Future-ready sawmills use high tech
The sawmill industry has long since abandoned labor-intensive manual operations in favor of efficiency-enhancing automated processes. At LIGNA 2017, all the leading providers will be showcasing technology solutions that take automation to the next level.6 Oct 2016
Achieving sustained profitability in sawmilling hinges on system-wide process optimization. Consequently, sawmill companies around the world are looking to invest in advanced technologies across a range of areas, from log handling right through to timber drying, optimization and packaging. LIGNA, the world’s leading trade fair for machinery, plant and tools for the woodworking and timber processing industries, is the perfect place for them to do their research and ensure they make the right decisions.
The show will feature a solid lineup of market leaders, including Linck, USNR and Veisto, who will be presenting integrated systems comprising state-of-the-art roundwood handling and cutting systems. Visitors looking for roundwood yard optimization solutions will also find fully automated debarking systems from a range of providers, including Baljer & Zembrod and Valon Kone. EWD will also be there with its camera-assisted log grading and sawing pattern optimization software for maximizing sawn timber yield. The primary focus of innovation in this area is on electronic measurement systems. Technologies for determining roundwood and lumber dimensions and quality are another important means of adding value in sawmilling. X-ray scanners, such as those produced by Microtec, are a prime example of this. The same is true of automatic board edging systems, such as the latest edging lines by Primultini. Then, of course, there are specialists like PAUL Maschinenfabrik GmbH & Co. KG, whose optimized docking saws maximize output and minimize trim waste.
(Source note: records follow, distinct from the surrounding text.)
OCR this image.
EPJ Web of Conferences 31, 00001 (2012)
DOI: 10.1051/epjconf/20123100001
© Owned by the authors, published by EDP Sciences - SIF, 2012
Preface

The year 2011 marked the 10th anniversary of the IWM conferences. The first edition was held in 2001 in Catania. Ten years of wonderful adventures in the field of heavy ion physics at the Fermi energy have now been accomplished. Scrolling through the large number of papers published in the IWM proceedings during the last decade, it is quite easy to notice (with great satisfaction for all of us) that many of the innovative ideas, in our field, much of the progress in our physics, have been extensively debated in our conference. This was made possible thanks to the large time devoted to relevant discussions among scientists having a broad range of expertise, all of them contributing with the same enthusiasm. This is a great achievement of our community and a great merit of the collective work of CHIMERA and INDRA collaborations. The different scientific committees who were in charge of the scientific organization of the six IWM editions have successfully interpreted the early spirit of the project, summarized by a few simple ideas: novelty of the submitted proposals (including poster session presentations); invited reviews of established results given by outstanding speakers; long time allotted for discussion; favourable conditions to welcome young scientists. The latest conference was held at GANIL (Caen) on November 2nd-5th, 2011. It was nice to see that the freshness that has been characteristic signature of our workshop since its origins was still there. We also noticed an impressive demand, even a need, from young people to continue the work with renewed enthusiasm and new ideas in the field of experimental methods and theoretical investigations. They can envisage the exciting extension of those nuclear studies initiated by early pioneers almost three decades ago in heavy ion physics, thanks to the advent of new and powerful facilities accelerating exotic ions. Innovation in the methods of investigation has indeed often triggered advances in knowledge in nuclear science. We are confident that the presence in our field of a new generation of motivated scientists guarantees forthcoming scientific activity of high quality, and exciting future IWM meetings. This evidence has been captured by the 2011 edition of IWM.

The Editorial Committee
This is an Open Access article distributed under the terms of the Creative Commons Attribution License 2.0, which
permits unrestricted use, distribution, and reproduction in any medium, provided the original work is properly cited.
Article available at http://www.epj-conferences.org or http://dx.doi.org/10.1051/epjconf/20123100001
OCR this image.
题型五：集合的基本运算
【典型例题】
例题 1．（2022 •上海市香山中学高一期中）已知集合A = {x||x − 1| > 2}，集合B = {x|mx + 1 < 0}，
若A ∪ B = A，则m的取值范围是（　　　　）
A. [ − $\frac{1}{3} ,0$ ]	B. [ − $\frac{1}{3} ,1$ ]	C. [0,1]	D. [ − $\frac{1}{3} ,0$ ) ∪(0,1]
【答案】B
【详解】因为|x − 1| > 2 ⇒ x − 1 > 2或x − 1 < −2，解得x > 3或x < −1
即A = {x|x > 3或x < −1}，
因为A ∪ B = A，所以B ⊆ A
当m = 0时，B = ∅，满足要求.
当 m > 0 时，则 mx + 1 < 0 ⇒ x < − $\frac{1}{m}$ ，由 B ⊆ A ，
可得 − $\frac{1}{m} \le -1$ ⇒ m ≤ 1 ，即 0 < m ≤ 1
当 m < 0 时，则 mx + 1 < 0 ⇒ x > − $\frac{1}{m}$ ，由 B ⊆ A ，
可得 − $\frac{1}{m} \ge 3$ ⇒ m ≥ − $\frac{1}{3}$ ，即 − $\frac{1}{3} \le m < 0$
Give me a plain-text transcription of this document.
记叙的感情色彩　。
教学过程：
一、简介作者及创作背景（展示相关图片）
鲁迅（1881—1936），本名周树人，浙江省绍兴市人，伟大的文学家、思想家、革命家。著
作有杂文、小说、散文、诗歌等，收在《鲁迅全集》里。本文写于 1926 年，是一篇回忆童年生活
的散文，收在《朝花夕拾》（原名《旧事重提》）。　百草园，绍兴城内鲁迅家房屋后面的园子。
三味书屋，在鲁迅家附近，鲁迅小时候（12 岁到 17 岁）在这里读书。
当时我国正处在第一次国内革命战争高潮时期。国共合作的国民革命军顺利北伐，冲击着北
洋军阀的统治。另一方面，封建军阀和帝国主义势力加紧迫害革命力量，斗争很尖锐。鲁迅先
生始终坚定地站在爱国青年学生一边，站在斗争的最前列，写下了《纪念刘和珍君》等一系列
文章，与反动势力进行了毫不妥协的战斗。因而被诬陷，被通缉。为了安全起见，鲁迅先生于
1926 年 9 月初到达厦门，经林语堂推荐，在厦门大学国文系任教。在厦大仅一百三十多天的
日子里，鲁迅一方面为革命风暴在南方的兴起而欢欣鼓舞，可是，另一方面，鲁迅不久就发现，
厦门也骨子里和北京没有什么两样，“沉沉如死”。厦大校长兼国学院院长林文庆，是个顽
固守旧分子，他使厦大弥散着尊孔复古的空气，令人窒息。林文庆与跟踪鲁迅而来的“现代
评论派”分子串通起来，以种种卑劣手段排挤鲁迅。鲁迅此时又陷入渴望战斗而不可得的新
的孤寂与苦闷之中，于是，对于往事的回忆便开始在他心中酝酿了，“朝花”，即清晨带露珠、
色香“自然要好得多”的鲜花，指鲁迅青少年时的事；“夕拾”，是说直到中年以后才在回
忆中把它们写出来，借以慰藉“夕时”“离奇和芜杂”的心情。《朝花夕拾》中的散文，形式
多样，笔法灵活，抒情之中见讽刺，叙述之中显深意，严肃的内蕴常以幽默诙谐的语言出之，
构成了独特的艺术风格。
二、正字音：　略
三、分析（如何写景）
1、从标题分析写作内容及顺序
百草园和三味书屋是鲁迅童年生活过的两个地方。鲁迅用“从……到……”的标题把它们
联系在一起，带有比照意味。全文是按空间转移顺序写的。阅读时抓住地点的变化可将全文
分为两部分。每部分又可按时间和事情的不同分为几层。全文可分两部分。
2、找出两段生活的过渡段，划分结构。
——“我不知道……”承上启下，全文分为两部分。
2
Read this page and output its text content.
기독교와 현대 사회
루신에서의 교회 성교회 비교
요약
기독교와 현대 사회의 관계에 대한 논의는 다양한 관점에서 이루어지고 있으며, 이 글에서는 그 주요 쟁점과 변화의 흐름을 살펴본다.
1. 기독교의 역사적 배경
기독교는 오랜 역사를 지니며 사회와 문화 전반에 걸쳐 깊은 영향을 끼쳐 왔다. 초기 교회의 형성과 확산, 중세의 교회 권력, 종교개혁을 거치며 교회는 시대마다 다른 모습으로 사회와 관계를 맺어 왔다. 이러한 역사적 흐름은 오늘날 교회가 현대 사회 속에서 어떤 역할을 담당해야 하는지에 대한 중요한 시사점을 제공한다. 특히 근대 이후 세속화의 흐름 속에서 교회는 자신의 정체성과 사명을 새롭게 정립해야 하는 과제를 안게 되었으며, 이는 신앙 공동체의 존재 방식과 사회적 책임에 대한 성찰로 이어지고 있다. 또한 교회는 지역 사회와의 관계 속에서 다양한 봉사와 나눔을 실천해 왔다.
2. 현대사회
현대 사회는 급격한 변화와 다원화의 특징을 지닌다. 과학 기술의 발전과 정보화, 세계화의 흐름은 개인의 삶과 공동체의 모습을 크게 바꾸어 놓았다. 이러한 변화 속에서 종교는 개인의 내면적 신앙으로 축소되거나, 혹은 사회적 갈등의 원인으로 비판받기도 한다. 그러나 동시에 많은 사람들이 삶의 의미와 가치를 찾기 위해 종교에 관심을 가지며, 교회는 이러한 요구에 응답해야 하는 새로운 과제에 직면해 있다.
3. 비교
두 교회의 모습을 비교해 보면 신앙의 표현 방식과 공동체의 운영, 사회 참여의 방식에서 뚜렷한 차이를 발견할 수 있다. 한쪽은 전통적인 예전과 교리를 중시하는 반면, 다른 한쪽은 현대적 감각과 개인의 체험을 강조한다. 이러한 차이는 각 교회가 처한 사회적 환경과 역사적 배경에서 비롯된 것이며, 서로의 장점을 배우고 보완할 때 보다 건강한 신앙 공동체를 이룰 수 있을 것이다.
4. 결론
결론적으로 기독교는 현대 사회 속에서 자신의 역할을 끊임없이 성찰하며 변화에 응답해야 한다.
There is always some degree of waste, of course, and so there is growing interest in recycling systems. For example, Vecoplan and Urbas will be showcasing their solutions for processing sawmill residues into valuable products and biofuels. Another exciting option in the sawmill efficiency game relates to high-tech timber kilns of the type showcased by Mühlböck and Eberl. These kilns enable sawmill operators to get high-quality timber to market faster and more easily than ever before.
Another key development is that more and more sawmill companies are diversifying their portfolios. Increasingly, they are supplementing their lumber offerings with processed, value-added timber products. LIGNA has this area covered as well, with an extensive array of products ranging from small "plug & play" planing solutions to the large-scale finger-jointing plants developed by the Weinig Group. In 2017, the LIGNA show’s revamped thematic layout will make it much easier for visitors to find what they are looking for. Products and solutions for all stages of the sawmill value chain will be located under one roof, in Hall 25, while the displays of mobile sawmill technology will be located on the open-air site.
Meanwhile, the latest technologies for processing lumber into construction materials such as structural laminated timber and plywood will be on show in the neighboring Hall 27.